README.MD•3.15 kB
# MCP Simple Chatbot
This example demonstrates how to integrate the Model Context Protocol (MCP) into a simple CLI chatbot. The implementation showcases MCP's flexibility by supporting multiple tools through MCP servers and is compatible with any LLM provider that follows OpenAI API standards.
## Requirements
- Python 3.10
- `python-dotenv`
- `requests`
- `mcp`
- `uvicorn`
## Installation
1. **Install the dependencies:**
   ```bash
   pip install -r requirements.txt
   ```
2. **Set up environment variables:**
   Create a `.env` file in the root directory and add your API key:
   ```plaintext
   LLM_API_KEY=your_api_key_here
   ```
3. **Configure servers:**
   The `servers_config.json` follows the same structure as Claude Desktop, allowing for easy integration of multiple servers. 
   Here's an example:
   ```json
   {
     "mcpServers": {
       "sqlite": {
         "command": "uvx",
         "args": ["mcp-server-sqlite", "--db-path", "./test.db"]
       },
       "puppeteer": {
         "command": "npx",
         "args": ["-y", "@modelcontextprotocol/server-puppeteer"]
       }
     }
   }
   ```
   Environment variables are supported as well.
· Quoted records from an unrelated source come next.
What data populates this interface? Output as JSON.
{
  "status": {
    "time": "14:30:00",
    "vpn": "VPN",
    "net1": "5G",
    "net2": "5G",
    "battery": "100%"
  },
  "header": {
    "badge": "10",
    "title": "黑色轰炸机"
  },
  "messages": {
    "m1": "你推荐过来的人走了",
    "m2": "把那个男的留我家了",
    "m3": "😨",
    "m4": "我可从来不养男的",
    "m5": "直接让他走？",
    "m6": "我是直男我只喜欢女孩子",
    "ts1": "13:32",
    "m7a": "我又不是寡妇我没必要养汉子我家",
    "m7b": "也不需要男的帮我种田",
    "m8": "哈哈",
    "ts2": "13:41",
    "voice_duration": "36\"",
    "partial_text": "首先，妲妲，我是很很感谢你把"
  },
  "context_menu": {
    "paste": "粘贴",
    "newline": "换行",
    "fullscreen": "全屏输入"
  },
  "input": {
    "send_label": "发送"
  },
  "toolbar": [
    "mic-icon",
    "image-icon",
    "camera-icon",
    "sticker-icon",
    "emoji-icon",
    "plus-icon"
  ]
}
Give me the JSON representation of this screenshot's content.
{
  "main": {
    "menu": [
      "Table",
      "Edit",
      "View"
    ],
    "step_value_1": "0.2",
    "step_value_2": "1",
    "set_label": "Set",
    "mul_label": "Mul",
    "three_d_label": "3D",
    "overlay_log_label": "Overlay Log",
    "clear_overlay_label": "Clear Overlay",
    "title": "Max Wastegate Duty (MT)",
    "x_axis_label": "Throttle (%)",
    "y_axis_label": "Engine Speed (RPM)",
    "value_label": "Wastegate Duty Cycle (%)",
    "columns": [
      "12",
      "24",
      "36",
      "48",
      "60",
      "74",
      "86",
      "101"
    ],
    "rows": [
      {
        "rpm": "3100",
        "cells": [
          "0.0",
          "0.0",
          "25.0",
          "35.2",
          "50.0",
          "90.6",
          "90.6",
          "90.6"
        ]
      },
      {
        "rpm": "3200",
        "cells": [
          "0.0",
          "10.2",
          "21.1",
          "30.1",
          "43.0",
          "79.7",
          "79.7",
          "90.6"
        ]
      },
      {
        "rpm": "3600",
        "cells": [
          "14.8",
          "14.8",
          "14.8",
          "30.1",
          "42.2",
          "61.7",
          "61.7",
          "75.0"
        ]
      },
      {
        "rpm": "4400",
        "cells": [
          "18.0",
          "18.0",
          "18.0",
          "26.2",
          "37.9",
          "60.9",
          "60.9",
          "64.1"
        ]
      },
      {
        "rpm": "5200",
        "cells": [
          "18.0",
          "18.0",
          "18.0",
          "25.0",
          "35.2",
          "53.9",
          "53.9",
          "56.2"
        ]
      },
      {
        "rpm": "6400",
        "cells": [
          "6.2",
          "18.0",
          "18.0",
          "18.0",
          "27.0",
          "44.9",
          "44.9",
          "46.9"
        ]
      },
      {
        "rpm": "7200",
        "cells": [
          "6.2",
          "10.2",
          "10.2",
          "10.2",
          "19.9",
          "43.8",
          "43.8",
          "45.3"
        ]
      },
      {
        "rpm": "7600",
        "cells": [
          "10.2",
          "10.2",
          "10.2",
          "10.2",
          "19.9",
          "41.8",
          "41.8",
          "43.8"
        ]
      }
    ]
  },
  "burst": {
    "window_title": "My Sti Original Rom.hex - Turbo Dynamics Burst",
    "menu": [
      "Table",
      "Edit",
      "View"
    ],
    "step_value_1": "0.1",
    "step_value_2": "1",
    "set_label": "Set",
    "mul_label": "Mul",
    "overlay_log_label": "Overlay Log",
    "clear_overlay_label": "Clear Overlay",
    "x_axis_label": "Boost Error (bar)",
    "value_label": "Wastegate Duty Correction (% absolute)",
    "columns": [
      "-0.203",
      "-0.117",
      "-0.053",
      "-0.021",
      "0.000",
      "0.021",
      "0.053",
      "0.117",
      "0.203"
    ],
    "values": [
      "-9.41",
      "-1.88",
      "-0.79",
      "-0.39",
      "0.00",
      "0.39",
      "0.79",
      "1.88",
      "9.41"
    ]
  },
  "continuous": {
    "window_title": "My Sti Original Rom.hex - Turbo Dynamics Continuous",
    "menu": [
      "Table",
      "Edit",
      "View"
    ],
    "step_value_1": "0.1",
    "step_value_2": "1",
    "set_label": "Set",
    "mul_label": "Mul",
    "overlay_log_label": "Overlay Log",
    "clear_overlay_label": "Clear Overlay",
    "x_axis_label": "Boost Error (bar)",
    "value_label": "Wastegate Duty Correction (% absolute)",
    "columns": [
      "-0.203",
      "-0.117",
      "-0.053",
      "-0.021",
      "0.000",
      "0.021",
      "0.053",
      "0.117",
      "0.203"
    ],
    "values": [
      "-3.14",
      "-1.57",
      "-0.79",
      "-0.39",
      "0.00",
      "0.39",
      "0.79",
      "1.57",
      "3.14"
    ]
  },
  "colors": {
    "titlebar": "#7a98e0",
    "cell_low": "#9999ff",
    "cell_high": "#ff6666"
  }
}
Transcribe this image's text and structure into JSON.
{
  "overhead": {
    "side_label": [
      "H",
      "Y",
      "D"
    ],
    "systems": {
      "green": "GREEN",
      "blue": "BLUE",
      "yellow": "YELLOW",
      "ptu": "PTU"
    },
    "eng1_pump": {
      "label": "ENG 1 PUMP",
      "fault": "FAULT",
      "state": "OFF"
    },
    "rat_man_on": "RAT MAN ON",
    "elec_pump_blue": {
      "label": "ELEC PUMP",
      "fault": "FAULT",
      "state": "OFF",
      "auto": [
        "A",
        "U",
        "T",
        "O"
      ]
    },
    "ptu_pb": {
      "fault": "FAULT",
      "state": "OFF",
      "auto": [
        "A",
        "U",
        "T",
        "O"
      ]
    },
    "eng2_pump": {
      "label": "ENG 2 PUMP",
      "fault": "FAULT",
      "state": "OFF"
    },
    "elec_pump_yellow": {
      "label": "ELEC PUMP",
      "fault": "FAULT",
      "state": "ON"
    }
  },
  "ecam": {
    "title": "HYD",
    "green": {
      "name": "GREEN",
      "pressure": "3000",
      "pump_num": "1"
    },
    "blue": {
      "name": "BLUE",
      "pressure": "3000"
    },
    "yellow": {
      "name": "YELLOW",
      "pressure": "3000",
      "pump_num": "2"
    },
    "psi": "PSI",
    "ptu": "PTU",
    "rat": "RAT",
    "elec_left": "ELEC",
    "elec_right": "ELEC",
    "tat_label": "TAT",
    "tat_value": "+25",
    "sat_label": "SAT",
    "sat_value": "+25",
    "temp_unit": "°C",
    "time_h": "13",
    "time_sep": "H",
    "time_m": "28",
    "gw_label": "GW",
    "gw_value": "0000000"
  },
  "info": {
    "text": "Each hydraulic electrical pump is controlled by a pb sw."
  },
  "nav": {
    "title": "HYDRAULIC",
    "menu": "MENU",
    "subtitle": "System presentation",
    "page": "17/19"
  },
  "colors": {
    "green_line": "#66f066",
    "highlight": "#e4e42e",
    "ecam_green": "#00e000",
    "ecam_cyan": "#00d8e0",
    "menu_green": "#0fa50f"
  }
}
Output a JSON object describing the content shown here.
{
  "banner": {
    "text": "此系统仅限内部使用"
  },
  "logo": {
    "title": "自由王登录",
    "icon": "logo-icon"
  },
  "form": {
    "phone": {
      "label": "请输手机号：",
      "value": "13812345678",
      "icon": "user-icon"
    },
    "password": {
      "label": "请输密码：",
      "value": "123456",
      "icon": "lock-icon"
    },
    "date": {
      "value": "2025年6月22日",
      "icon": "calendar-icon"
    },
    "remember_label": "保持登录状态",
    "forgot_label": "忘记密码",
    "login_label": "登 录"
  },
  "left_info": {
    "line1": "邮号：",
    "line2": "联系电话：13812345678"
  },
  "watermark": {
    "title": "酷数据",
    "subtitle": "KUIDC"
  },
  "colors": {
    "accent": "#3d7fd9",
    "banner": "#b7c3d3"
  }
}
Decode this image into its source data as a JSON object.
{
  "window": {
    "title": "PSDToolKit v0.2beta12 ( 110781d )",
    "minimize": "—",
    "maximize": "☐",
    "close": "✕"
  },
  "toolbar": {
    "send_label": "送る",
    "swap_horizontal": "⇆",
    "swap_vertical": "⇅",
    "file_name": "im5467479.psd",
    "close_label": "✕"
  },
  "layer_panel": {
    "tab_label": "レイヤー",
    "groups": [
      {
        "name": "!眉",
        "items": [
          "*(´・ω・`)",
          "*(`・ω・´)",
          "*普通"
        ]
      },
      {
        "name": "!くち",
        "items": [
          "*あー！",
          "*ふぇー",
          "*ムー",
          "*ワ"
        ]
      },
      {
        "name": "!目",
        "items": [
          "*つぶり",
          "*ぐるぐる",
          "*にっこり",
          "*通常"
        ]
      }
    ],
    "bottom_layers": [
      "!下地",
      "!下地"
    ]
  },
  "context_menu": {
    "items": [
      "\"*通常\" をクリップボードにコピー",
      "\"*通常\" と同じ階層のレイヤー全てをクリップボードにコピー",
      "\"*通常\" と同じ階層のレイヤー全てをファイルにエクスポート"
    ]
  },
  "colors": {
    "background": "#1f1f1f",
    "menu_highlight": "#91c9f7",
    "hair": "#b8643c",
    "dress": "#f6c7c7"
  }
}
Pass them as you would with the Claude Desktop App.
   Example:
   ```json
   {
     "mcpServers": {
       "server_name": {
         "command": "uvx",
         "args": ["mcp-server-name", "--additional-args"],
         "env": {
           "API_KEY": "your_api_key_here"
         }
       }
     }
   }
   ```
## Usage
1. **Run the client:**
   ```bash
   python main.py
   ```
2. **Interact with the assistant:**
   
   The assistant will automatically detect available tools and can respond to queries based on the tools provided by the configured servers.
3. **Exit the session:**
   Type `quit` or `exit` to end the session.
## Architecture
- **Tool Discovery**: Tools are automatically discovered from configured servers.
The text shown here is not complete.